Keterbukaan informasi keuangan ini juga memungkinkan PGSI Manado untuk melakukan efisiensi pada sektor-sektor yang kurang mendesak dan mengalihkannya pada pengadaan peralatan tanding yang lebih modern. Dalam manajemen tim yang profesional, setiap pengeluaran harus memiliki korelasi langsung dengan peningkatan performa atlet. Misalnya, dana yang sebelumnya digunakan untuk seremoni yang tidak perlu, kini dialokasikan untuk mendatangkan pelatih fisik khusus atau ahli fisioterapi. Hal ini sangat penting karena gulat adalah olahraga dengan kontak fisik tinggi yang membutuhkan penanganan medis yang cepat dan tepat, sehingga ketersediaan anggaran untuk tim medis menjadi prioritas dalam laporan keuangan organisasi.
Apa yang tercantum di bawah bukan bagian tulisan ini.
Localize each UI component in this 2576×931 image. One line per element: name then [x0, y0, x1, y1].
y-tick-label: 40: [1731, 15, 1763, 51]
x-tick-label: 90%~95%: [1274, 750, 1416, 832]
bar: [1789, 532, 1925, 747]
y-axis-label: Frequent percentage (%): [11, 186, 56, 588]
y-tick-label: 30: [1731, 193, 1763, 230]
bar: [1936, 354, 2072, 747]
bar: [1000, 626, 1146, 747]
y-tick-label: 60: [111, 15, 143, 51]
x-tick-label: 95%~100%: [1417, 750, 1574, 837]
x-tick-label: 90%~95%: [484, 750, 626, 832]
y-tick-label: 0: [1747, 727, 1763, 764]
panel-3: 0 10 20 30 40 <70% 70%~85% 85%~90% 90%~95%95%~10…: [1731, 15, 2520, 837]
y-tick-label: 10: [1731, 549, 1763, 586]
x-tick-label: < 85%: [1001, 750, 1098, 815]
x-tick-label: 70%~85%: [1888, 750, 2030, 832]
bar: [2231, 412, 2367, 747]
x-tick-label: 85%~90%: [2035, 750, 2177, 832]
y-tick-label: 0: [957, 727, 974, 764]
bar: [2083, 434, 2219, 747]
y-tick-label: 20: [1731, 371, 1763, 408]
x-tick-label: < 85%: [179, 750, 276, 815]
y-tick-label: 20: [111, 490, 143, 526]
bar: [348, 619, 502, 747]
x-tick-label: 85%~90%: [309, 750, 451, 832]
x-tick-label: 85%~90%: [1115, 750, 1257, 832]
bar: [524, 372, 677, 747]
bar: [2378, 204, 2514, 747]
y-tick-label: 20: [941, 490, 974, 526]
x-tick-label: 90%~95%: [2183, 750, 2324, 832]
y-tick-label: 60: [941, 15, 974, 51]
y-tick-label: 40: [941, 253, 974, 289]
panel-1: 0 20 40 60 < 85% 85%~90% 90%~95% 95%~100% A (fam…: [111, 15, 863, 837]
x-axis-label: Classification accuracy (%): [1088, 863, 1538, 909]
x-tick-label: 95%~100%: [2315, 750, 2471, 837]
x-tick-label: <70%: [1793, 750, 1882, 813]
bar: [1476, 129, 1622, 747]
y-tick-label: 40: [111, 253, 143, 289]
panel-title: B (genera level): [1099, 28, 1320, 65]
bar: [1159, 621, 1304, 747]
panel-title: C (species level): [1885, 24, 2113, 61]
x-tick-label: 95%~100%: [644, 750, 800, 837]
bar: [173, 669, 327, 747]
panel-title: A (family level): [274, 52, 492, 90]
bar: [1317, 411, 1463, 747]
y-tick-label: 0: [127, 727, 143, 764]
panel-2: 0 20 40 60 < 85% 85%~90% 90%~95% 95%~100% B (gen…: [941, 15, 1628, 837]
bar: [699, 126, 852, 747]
Selain dana dari pemerintah daerah, PGSI Manado juga aktif menjaring dana dari sektor swasta melalui program kemitraan yang transparan. Perusahaan-perusahaan lokal di Sulawesi Utara kini lebih tertarik untuk menjadi bapak asuh atlet karena mereka dapat melihat secara langsung laporan penggunaan dana yang kredibel. Sistem manajemen berbasis digital mulai diterapkan untuk mencatat semua sumbangan dan pengeluaran secara real-time. Dengan cara ini, tidak ada lagi ruang untuk praktik nepotisme atau penyalahgunaan anggaran yang selama ini sering menjadi kendala klasik dalam organisasi olahraga di berbagai daerah.